- Economic Moats Sources and Outcomes by MorningStar
- Return on Invested Capital by InvestingMBA
“The ROIC a business achieves over time is influenced simultaneously through its own competencies and the competitive landscape in which it operates. A mediocre business can generate high ROIC for a short
period; however, newfound success tends to breed newfound competition. Only the truly outstanding business, backed by an identifiable competitive advantage – or economic moat – can sustain excellent ROIC in the presence of strong competitive forces.”
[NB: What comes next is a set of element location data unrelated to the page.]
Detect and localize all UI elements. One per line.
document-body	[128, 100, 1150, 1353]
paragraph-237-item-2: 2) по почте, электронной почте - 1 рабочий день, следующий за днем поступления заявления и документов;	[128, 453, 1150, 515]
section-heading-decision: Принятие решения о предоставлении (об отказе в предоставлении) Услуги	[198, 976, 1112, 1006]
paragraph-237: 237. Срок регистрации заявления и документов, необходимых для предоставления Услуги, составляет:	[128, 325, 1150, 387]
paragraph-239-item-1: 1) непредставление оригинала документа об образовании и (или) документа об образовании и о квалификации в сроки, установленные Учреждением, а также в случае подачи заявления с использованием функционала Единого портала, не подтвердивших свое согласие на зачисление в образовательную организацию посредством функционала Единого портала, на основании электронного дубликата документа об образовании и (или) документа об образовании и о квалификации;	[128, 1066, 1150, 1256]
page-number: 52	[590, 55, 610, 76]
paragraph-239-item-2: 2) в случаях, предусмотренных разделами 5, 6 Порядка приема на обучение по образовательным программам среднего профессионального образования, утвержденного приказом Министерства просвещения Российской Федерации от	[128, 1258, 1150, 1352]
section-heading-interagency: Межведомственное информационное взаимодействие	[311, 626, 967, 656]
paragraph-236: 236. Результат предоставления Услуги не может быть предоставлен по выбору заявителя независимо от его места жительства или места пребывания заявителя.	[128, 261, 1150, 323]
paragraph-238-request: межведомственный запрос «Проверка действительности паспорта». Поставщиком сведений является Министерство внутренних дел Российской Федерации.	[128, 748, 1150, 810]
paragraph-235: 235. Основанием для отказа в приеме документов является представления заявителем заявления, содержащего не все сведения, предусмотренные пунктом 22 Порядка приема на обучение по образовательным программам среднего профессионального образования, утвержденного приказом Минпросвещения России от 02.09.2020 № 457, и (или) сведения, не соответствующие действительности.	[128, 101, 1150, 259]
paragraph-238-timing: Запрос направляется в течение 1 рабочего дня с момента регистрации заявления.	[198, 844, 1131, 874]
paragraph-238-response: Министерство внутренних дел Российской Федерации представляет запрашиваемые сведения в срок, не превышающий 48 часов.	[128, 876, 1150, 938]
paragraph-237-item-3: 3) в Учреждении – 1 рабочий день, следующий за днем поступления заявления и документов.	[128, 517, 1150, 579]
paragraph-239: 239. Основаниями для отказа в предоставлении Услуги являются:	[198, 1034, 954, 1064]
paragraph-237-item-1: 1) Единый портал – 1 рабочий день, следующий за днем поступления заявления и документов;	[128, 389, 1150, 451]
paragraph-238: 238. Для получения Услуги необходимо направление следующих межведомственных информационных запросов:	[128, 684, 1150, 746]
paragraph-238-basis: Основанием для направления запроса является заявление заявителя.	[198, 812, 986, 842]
”If a company is to sustain above average ROIC for any significant length of time, it must have certain favorable qualities or competencies that give it an advantage over competition unless overall industry competitiveness is weak. It is essential to have a grasp on the qualitative aspects of the business – it’s competitive position and overall strategy – because these conditions are usually epitomized by the future ROIC.”
- Five Cheap Companies that Create Value – Harness the power of high returns on invested capital by Elizabeth Collins
”ROIC by itself doesn’t tell us much about a company’s economic moat. A company creates value only if its ROIC is higher than its weighted average cost of capital, or WACC. The WACC measures the required return on the company’s debt and equity, and takes into account the risk of the company’s operations and its use of debt. WACCs typically range between 9% and 12% for large-cap companies, although there are many exceptions. Companies that have generated ROICs higher than their WACC for many years running usually have a moat. But a positive spread between ROIC and WACC alone doesn’t justify an economic moat. Investors also have to think about the qualitative attributes–high barriers to entry, huge market share, low-cost production, corporate culture, patents, or high customer switching costs–that create an economic moat around a company’s profits. Here’s how you can use ROIC: If you think a company has a great business model that enjoys an economic moat, check to see if its historical ROICs are greater than its WACC. If they are, chances are you’ve found a company that will continue to generate value for its shareholders.”
If you are reluctant to calculate WACC by yourself (like me), you can google updated WACC for a particular company easily. If you are unable to find WACC for a particular company, you can use 15% as a benchmark.